There’s nothing that stifles competitive business more than bad regulation and policy uncertainty. The recently unveiled federal legislation, Bill C-56, saddles us with both.

Ottawa wants Canadians to think the bill will improve affordability for families by giving consumers more choice from more businesses, but that’s not its actual purpose nor what it will achieve. As Deputy Prime Minister Chrystia Freeland conceded, the legislation is actually a dramatic overhaul of Canada’s Competition Act. C-56 is a trojan horse: It will upend a legal regime that fostered all the globally competitive Canadian companies doing business today.

Among the changes in C-56 is empowering the minister of industry, if they are “of the opinion,” to direct the commissioner of competition to conduct an inquiry into the state of competition of a market or industry. This is the outright and overt politicization of the competition regime. Under the current law, such an inquiry is only initiated by the commissioner if certain anti-competitive behaviours are suspected.

Companies operating in Canada, or thinking of coming here, will be justifiably concerned about how those new powers will be exercised in light of recent events. This summer, the Competition Tribunal ordered the Commissioner of Competition to pay Canadian telecom companies more than $12.9-million in legal fees and disbursements because of its “unreasonable behaviour” and “unnecessarily contentious approach.”

It’s also hard not to think the government is acting in bad faith, a charge not made lightly. Officials had for months promised any modernization of the Competition Act would only be done after comprehensive consultations with all impacted stakeholders. In the end, the amendments came as an ambush. As for the consultations? The “final” report was hastily published online at 9:30 p.m. ET the night before C-56 was tabled.

Forcing through sudden changes to the Competition Act without adequate consultation or ample parliamentary debate risks not only weakening competition between Canadian companies here at home but also hampering Canadian companies competing around the world.

Worse still, few companies, foreign or domestic, will seek to make significant investments in a country that changes its corporate laws so capriciously. If the goal is to attract new entrants into the Canadian market, it’s difficult to conceive of a worse way for us to achieve it. There will be less choice for consumers, contrary to the legislation’s goal.

If the government is truly serious about lowering prices for Canadian families, as it should be, there are many things it can do in a good-faith partnership with businesses. It could unilaterally lower import tariffs on certain goods, for example, or eliminate once and for all the interprovincial trade barriers which add unnecessary costs to the prices Canadians pay.

Canada is not alone in resisting regulatory risk. When the U.S. Chamber of Commerce chief executive officer, Suzanne Clark, visited Ottawa earlier this year, she shared the results of a recent groundbreaking study. The chamber reviewed the public disclosures of risk filed by the S&P 500 over the course of the past decade and found that almost all categories of risks identified had remained relatively flat. There was one exception: Public-policy risk had increased by more than 27 per cent from 2011 to 2021.
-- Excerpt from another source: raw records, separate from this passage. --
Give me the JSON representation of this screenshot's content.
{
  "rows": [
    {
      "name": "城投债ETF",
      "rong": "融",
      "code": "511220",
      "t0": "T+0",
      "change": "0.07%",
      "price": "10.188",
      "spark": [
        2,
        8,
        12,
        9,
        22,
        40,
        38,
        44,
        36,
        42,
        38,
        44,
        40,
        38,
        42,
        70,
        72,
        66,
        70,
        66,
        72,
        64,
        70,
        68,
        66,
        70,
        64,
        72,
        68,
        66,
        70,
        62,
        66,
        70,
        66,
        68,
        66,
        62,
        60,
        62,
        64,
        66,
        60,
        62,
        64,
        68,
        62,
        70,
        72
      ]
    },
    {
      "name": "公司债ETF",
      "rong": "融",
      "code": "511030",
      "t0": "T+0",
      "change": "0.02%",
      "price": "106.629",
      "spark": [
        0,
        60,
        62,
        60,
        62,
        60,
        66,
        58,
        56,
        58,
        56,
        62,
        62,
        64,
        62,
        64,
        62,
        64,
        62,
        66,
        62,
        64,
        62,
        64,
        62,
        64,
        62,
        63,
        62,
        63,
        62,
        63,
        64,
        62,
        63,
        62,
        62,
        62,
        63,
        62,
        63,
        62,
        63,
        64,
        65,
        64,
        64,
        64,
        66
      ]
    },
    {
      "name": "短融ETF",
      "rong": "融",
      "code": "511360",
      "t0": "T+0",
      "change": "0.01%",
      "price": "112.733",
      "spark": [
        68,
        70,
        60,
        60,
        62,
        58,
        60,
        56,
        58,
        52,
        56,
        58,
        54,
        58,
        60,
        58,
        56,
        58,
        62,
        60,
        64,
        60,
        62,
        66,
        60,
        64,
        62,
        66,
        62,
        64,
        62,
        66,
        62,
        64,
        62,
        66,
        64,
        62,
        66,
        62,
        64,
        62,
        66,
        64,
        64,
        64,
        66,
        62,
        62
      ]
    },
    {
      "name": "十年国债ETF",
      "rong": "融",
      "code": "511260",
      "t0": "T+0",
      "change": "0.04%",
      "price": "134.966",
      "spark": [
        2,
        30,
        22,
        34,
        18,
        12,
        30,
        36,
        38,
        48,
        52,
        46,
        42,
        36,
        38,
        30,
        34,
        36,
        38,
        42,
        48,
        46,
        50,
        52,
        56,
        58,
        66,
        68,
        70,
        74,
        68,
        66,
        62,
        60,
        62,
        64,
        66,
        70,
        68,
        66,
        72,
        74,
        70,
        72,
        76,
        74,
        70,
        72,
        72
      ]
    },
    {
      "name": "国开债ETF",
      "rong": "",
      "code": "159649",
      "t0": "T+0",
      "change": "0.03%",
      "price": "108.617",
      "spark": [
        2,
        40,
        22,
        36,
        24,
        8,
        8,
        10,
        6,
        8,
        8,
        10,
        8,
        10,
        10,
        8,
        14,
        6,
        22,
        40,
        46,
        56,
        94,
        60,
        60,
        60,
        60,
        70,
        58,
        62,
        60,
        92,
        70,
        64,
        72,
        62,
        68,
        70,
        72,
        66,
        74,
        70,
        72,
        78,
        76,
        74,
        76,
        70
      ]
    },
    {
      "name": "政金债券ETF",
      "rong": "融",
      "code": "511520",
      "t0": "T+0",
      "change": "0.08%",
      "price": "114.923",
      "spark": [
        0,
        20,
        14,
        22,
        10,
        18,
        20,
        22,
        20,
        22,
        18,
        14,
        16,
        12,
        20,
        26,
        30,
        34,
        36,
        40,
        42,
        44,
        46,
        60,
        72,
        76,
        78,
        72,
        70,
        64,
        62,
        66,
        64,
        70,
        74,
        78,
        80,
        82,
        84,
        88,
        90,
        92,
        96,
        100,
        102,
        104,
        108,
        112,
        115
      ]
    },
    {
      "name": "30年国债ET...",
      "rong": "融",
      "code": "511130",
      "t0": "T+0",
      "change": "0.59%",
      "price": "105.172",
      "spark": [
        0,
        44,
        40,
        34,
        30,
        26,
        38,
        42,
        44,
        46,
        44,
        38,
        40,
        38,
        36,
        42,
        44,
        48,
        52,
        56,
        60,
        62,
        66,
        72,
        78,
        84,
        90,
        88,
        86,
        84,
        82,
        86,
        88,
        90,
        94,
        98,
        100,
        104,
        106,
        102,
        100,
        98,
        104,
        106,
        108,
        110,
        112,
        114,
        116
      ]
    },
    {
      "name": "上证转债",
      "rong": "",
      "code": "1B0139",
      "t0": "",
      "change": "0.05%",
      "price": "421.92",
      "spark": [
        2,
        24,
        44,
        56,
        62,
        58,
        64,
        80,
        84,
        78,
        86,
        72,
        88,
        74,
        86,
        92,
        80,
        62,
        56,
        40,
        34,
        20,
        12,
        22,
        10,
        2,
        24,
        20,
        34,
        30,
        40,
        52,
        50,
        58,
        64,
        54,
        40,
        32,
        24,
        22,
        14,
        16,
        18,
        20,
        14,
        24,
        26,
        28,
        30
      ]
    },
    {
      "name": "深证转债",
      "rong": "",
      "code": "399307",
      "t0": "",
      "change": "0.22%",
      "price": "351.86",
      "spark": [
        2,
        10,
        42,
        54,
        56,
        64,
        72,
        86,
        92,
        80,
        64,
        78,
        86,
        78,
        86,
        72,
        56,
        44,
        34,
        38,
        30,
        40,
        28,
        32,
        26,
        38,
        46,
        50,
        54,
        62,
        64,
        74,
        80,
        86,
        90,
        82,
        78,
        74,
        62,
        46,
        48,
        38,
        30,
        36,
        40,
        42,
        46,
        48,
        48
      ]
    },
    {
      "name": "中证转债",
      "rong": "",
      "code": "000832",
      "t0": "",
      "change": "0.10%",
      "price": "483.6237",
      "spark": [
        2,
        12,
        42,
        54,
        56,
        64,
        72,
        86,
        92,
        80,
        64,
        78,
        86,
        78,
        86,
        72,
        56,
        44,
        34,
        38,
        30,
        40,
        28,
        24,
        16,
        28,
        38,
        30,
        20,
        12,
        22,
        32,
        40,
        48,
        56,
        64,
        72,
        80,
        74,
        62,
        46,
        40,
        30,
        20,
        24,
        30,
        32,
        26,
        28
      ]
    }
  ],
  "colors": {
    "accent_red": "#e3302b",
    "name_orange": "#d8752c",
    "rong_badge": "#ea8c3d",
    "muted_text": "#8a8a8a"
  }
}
To be clear, as Ms. Clark affirmed, “business isn’t anti-regulatory, but we need them to be smart, and we need them to be effective, and we need them to be efficient – it is the only way our countries, our companies, together, are going to be able to deal with the emerging issues.”

This prescient warning must be heeded in the context of Canada’s current affordability crisis and the government’s introduction of Bill C-56.